Thinking long term, building ROI, developing capacity, focusing intentions, and energizing culture all set the stage for what matters most: assuring execution. We know from decades of research that execution does not happen without consistent attention from leadership and team members alike. Here are five ways to make it happen.
1. Provide Direction
People need clear direction in order to execute. Many projects fail because leadership is either unavailable or indecisive about providing direction. In the best organizations people know their roles, responsibilities, scope of decision making, and where to go when they need guidance. Be proactive about making sure people have proper direction for executing strategy.

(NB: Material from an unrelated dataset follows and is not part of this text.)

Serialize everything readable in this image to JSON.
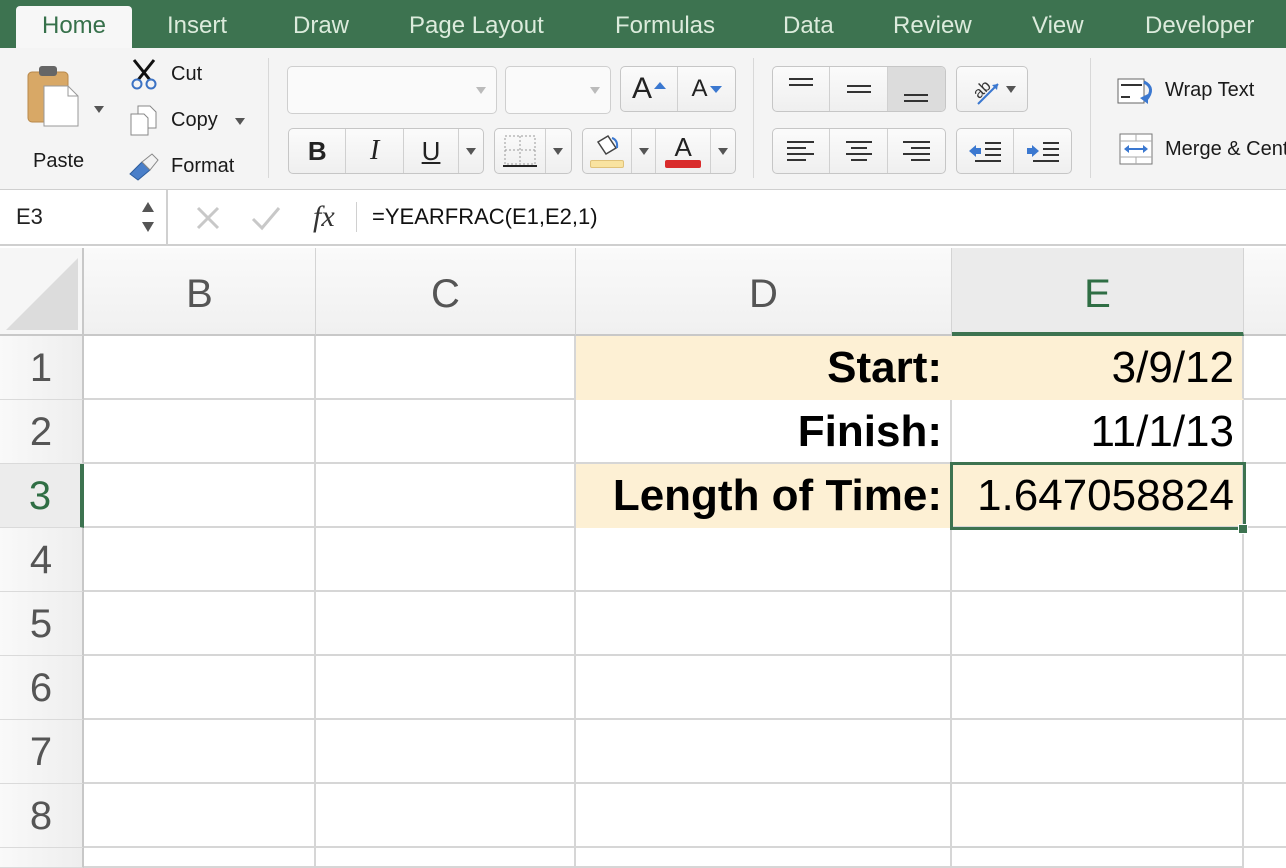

2. Equip, Enable, & Empower
Many initiatives fails because people are asked to produce results without being given the resources, authority, and policy structure they need to deliver. This sets the stage for frustration, stress, erosion of trust, and hesitance to innovate and collaborate. The best organizations make a point of assuring that people are equipped, enabled, and empowered to do their jobs. The best leaders don't assume - they ask people whether they need to accomplish their work, and take swift action to create an environment that facilitates success.
3. Listen, Learn, & Adapt
By its very nature, innovation involves learning. The best organizations have leaders and team members who sincerely listen to (and learn from) each other - even (and especially) across boundaries of discipline and hierarchy. Then they work as a team to adapt their strategy accordingly. It is the leader's job to teach, enforce, affirm, and model this kind of learning.
4. Confront Problems
One of the most common 'innovation killers' is a hesitance to name and constructively confront problems. Problems are going to arise in any significant project. The best teams are able to quickly detect, name, and confront problems in a constructive manner. If it is a technical or process problem, people work together to find workable solutions. If it is a personnel problem requiring intervention by leadership, a coaching approach is used to help resolve the problem.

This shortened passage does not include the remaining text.